The risk of a severe, prolonged recession is very real as workers and families take a financial hit from the economic impacts of the virus. They will in turn have less income themselves to spend on a wide range of goods and services. The double blow of declining consumption could generate more widespread layoffs and likely lead to a number of business failures.

The number of people who experience hardship and cut back their consumption could build very quickly as the virus spreads and the public health response ramps up. Such effects are already starting. 

For example, the governor’s decision to close casinos, bars and restaurants will affect the wages and hours of 63,000 workers in West Virginia, nearly 10% of the state’s workforce.

Which is why it is increasingly important for the federal government to act quickly to pass policies that help workers and families that are experiencing or soon will experience virus-induced job losses, and to shore up demand for goods and services to avoid escalating business cutbacks or closures that deepen a recession.

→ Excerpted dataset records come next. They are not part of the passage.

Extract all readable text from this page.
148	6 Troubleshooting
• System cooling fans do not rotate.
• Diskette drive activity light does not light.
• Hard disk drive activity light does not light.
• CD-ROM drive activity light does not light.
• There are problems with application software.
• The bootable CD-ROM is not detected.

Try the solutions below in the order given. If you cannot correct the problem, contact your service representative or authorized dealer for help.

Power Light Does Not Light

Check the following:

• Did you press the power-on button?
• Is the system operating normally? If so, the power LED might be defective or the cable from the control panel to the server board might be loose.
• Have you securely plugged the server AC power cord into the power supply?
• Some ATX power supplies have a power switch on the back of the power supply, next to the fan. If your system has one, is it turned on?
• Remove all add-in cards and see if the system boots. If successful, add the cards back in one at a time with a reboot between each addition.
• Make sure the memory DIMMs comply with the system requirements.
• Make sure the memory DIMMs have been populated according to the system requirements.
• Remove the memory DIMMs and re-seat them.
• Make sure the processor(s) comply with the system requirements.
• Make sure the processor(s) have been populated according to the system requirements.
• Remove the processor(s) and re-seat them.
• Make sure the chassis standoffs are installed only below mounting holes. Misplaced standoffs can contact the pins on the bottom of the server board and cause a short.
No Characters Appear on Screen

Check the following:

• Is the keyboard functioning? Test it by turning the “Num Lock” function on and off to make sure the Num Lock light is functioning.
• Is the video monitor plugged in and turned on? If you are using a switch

These policies should include:

  • Rapid direct payments to individuals, made as quickly as possible, and that go to both employed and unemployed individuals, as well as people without earnings such as those receiving Social Security, Supplemental Security Income, veterans’, or other such benefits.
  • Immediate access to paid sick leave to protect against jobs loss when workers can’t work due to their sickness (or the sickness of family members), as well as preventing further spread of the virus.
  • Medicare coverage of all coronavirus related costs to ensure people get tested and treated without fear of costs leading to the virus spreading further.
  • Increasing the federal Medicaid match for all states, freeing up resources for state governments to make all the public health investments they need during the outbreak. The Families First Coronavirus Response Act would increase the federal Medicaid match by 6.2 percent from January 1, 2020 throughout the end of the public health crisis. Increasing the federal match was one of the most effective parts of the 2009 Recovery Act.

To prepare for the coming wave of workers forced out of work due to the crisis, the state should take quick action to full amount of unemployment insurance aid available from the Families First Coronavirus Response Act. $1 billion is available in grant aid to state unemployment insurance agencies. West Virginia should take these specific steps to receive the full amount of aid available.

  • Waiving the waiting week for unemployment benefits.
  • Waiving the work search requirements for those directly impacted by an coronavirus related illness in the workplace or direction from a public health official.
  • Ensure employers notify laid off workers about benefits that they are eligible for.
  • Ensure multiple points of application (phone, internet, and in person).

Beyond the provisions of the Families First Coronavirus Response Act, there are additional steps West Virginia could take to strengthen its unemployment system during this time. These include:

  • Providing unemployment benefits to workers who are forced to quit their jobs in order to avoid exposure to the virus, which 24 states already do.
  • Enact a work sharing program to allow companies to cut worker hours and compensate for lost wages through a partial unemployment check.
  • Implement an early warning system to identify firms at risk and let them know about work-sharing and other business assistance services available to them.

The costs of doing too little, too late to contain a recession are high. The human and economic costs of a long, severe recession would be serious. Prolonged unemployment harms not only the health and well-being of workers and their families, but also workers’ future job prospects and lifetime earnings.